Affected area must be cleaned

What ever the cause in an individual bird, the most important aspect is that the clag is spotted and removed. Spotting the clag is not as easy as it would sound as, in many cases, unless the bird is viewed from below it can be missed unless it is very big. How many fanciers look at birds this way? The dry clag should not be pulled off but softened in water and gently removed. If removal is delayed, because the condition is not see, the bird may still die as waste products have accumulated in the bird's system. The clag will have to be removed at least twice a day until nature or treatment effects a cure therefore the isolation of the bird in a small cage in which it can be easily caught is a good idea. The skin under the clag is often inflamed and sore and a bland cream spread on this area will make the bird feel more comfortable and in some cases appears to prevent more clag sticking to the bird. The only other that can currently be recommended is antibiotics for a proportion of birds affected by type 2 clag. Unfortunately just looking at the clag will not indicate which birds should respond to treatment so that I would suggest that all birds with this type should have a 5 day course of treatment.
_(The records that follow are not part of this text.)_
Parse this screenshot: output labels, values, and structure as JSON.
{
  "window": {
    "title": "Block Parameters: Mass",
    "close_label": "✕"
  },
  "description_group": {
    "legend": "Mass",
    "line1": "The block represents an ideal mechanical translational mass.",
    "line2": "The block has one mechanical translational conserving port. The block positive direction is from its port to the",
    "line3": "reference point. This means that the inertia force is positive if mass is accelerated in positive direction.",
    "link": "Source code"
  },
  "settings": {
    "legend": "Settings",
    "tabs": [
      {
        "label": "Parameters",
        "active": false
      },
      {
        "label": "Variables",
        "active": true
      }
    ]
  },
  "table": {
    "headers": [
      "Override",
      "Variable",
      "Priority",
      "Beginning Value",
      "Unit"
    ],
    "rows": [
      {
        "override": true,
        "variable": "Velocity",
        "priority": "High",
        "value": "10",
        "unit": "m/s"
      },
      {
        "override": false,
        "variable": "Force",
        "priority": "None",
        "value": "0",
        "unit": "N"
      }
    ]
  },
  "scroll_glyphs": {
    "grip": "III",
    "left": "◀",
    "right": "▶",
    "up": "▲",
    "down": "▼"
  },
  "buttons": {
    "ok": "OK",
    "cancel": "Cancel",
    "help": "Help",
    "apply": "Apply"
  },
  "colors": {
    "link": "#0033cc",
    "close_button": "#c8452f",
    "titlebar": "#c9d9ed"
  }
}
As was said at the beginning this is only a preliminary report based on a relatively small number of samples. We need to obtain samples from a wider variety of owners so that we get a better idea as to which types are common, also to get affected birds or preferably recently affected birds so that we can take blood samples, and to get birds which have died of the condition so that post-mortems can be carried out. In this way we should be able to sort out the condition. I would appeal to owners of affected birds to send samples of clag, or better still let us see live affected birds or those which have unfortunately died of the condition.